The complexity of Kwasi Kwarteng

What the Chancellor’s disastrous tax cuts can teach us about trying to change complex, human systems

Kwasi Kwarteng has had a rough week following his ludicrous “mini-budget” on 23 September. Kwarteng’s plan was, in short, to borrow money in order to fund tax cuts, mostly for the very wealthy. These tax cuts would mean more money in those people’s pockets, which would – he hoped – mean more consumer spending, which would – he hoped – kick-start economic growth that would in the long term – he hoped – more than pay for the borrowing.

The problem is that the Bank of England, which has a mandate to control inflation, was worried that such economic growth would be a “sugar rush”, an increase in demand without a matching increase in supply. Such growth would make the current problem of inflation even worse. And so it set out to curb the inflationary effects of Kwarteng’s changes, signalling that it would make government borrowing more expensive in the future.

The markets responded, pricing in future increases in interest rates, and so the cost to the government of borrowing money rose to about ten times what it was a year ago. But the upcoming rates rises won’t just increase the cost of government borrowing; they’ll also increase the cost of borrowing for private companies. This will reduce the chances of private companies making investments, which will further harm the chances of the economic growth that was necessary if Kwarteng’s gamble were to pay off.

Kwarteng seemed, bizarrely, to have thought about his policy in isolation: if he cut taxes, people would have more money; if people had more money, they’d spend more money; and so the economy would grow. He neglected to think about what else would happen as a result of his changes – how the Bank of England and the markets would respond, and whether those responses might undermine or even cancel out his intended results. When you put it in these terms, it seems colosally moronic. And… it is. You’d expect a Chancellor (and an Economics PhD!) to understand this. But it’s a mistake that happens, albeit on a smaller and less catastrophic scale, in all sorts of organisations.

In a small, simple, controlled system – a “linear” system – the relationship between cause and effect is simple. The weather changes; the temperature falls; the thermostat clicks on the central heating; the house warms up; the thermostat clicks it off. But the economy is far from a simple, controlled system, and the relationship between cause and effect is indirect and obscure.
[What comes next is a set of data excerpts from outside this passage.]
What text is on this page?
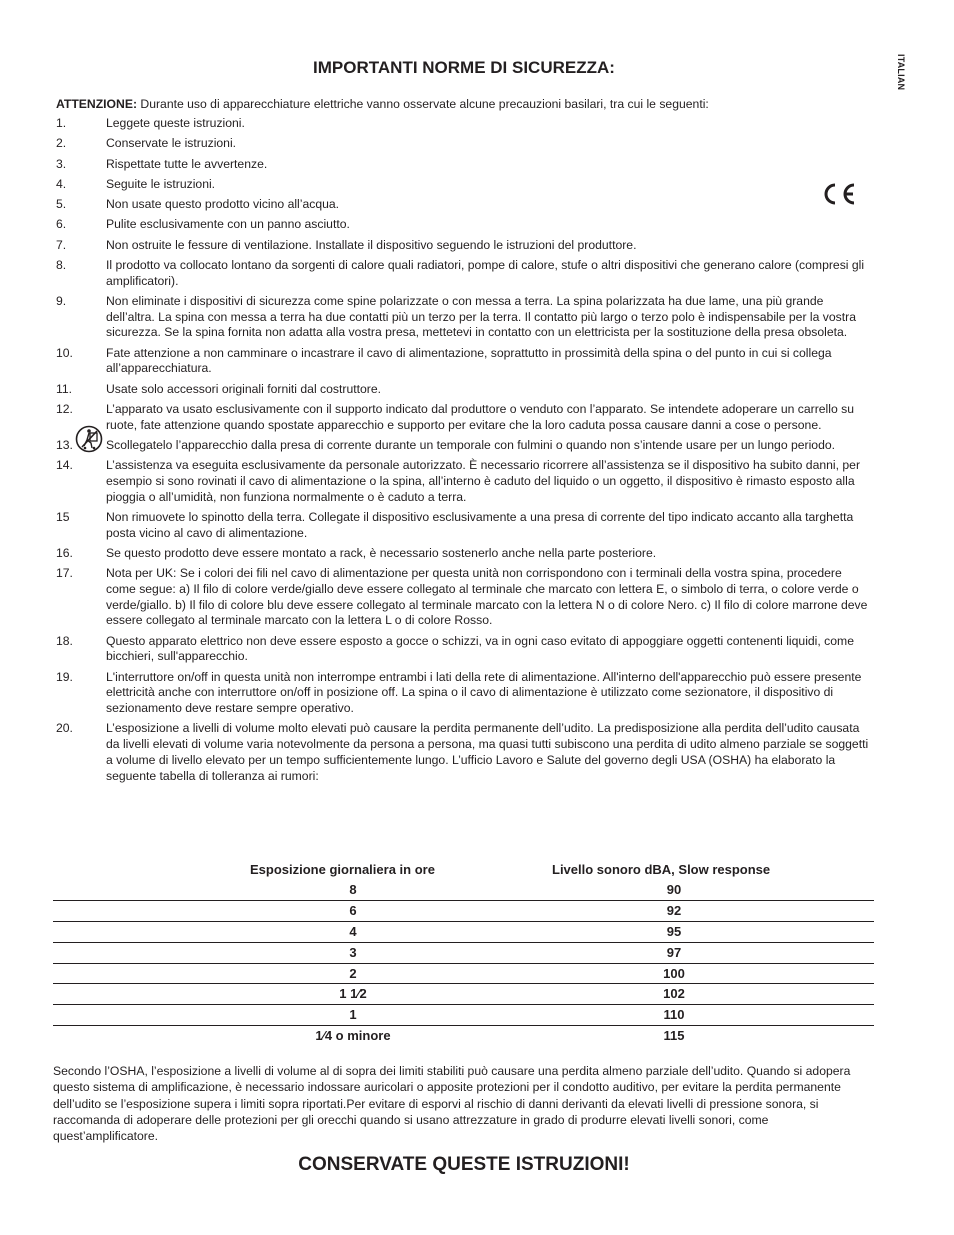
ITALIAN
IMPORTANTI NORME DI SICUREZZA:
ATTENZIONE: Durante uso di apparecchiature elettriche vanno osservate alcune precauzioni basilari, tra cui le seguenti:
1.	Leggete queste istruzioni.
2.	Conservate le istruzioni.
3.	Rispettate tutte le avvertenze.
4.	Seguite le istruzioni.
5.	Non usate questo prodotto vicino all’acqua.
6.	Pulite esclusivamente con un panno asciutto.
7.	Non ostruite le fessure di ventilazione. Installate il dispositivo seguendo le istruzioni del produttore.
8.	Il prodotto va collocato lontano da sorgenti di calore quali radiatori, pompe di calore, stufe o altri dispositivi che generano calore (compresi gli amplificatori).
9.	Non eliminate i dispositivi di sicurezza come spine polarizzate o con messa a terra. La spina polarizzata ha due lame, una più grande dell’altra. La spina con messa a terra ha due contatti più un terzo per la terra. Il contatto più largo o terzo polo è indispensabile per la vostra sicurezza. Se la spina fornita non adatta alla vostra presa, mettetevi in contatto con un elettricista per la sostituzione della presa obsoleta.
10.	Fate attenzione a non camminare o incastrare il cavo di alimentazione, soprattutto in prossimità della spina o del punto in cui si collega all’apparecchiatura.
11.	Usate solo accessori originali forniti dal costruttore.
12.	L’apparato va usato esclusivamente con il supporto indicato dal produttore o venduto con l’apparato. Se intendete adoperare un carrello su ruote, fate attenzione quando spostate apparecchio e supporto per evitare che la loro caduta possa causare danni a cose o persone.
13.	Scollegatelo l’apparecchio dalla presa di corrente durante un temporale con fulmini o quando non s’intende usare per un lungo periodo.
14.	L’assistenza va eseguita esclusivamente da personale autorizzato. È necessario ricorrere all’assistenza se il dispositivo ha subito danni, per esempio si sono rovinati il cavo di alimentazione o la spina, all’interno è caduto del liquido o un oggetto, il dispositivo è rimasto esposto alla pioggia o all’umidità, non funziona normalmente o è caduto a terra.
15	Non rimuovete lo spinotto della terra. Collegate il dispositivo esclusivamente a una presa di corrente del tipo indicato accanto alla targhetta posta vicino al cavo di alimentazione.
16.	Se questo prodotto deve essere montato a rack, è necessario sostenerlo anche nella parte posteriore.
17.	Nota per UK: Se i colori dei fili nel cavo di alimentazione per questa unità non corrispondono con i terminali della vostra spina, procedere come segue: a) Il filo di colore verde/giallo deve essere collegato al terminale che marcato con lettera E, o simbolo di terra, o colore verde o verde/giallo. b) Il filo di colore blu deve essere collegato al terminale marcato con la lettera N o di colore Nero. c) Il filo di colore marrone deve essere collegato al terminale marcato con la lettera L o di colore Rosso.
18.	Questo apparato elettrico non deve essere esposto a gocce o schizzi, va in ogni caso evitato di appoggiare oggetti contenenti liquidi, come bicchieri, sull'apparecchio.
19.	L'interruttore on/off in questa unità non interrompe entrambi i lati della rete di alimentazione. All'interno dell'apparecchio può essere presente elettricità anche con interruttore on/off in posizione off. La spina o il cavo di alimentazione è utilizzato come sezionatore, il dispositivo di sezionamento deve restare sempre operativo.
20.	L’esposizione a livelli di volume molto elevati può causare la perdita permanente dell’udito. La predisposizione alla perdita dell’udito causata da livelli elevati di volume varia notevolmente da persona a persona, ma quasi tutti subiscono una perdita di udito almeno parziale se soggetti a volume di livello elevato per un tempo sufficientemente lungo. L’ufficio Lavoro e Salute del governo degli USA (OSHA) ha elaborato la seguente tabella di tolleranza ai rumori:
Esposizione giornaliera in ore	Livello sonoro dBA, Slow response
8	90
6	92
4	95
3	97
2	100
1 1⁄2	102
1	110
1⁄4 o minore	115
Secondo l’OSHA, l’esposizione a livelli di volume al di sopra dei limiti stabiliti può causare una perdita almeno parziale dell’udito. Quando si adopera questo sistema di amplificazione, è necessario indossare auricolari o apposite protezioni per il condotto auditivo, per evitare la perdita permanente dell’udito se l’esposizione supera i limiti sopra riportati.Per evitare di esporvi al rischio di danni derivanti da elevati livelli di pressione sonora, si raccomanda di adoperare delle protezioni per gli orecchi quando si usano attrezzature in grado di produrre elevati livelli sonori, come quest’amplificatore.
CONSERVATE QUESTE ISTRUZIONI!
The same is true in any system that features observant humans who respond to the people around them.

This is the problem of reflexivity: human relationships are bidirectional, and people change their behaviour according to changes in others’ behaviour. This leads to things like self-fulfilling prophecies (e.g. if the government says there’ll be a recession, it might dent consumer confidence to the point that one actually occurs) and the observer effect (e.g. when you involve people in a sociological study, they no longer behave how they would have if they hadn’t joined the study; their natural behaviour is impossible to observe).

One of the neatest summaries of reflexivity is Goodhart’s law, named for the economist Charles Goodhart and slightly wonkish in its original phrasing:

“Any observed statistical regularity will tend to collapse once pressure is placed upon it for control purposes.”

In other words, if you make something a target, people will change their behaviour as a result. Sometimes that means actively gaming the system, but it doesn’t have to be as extreme as that; it’s enough that people respond and change their behaviour as a result of your choices. Either way, this focus on the target will almost inevitably ensure that the underlying measurement stops being useful.

Played out on the scale of the whole economy, Goodhart’s law leads to the beautifully named iatrogenic volatility, coined by Larry Summers to refer to the situation when a policy designed to improve a situation actually makes it worse:

“Iatrogenic illness is when you go into a hospital and you catch an infection there. Iatrogenic volatility is when policymakers, whose role is to stabilise markets, destabilise them with their actions.”

Kwarteng’s behaviour is a perfect example of this. By treating the economy as though it was a simple system, he applied a cure much worse than the disease. But this isn’t just a problem that affects Chancellors of the Exchequer; it’s something we all need to watch out for. Every time we introduce a new incentive scheme, a set of quarterly targets, or a new company policy, we risk falling foul of Goodhart’s law – and achieving the very opposite of what we set out to do.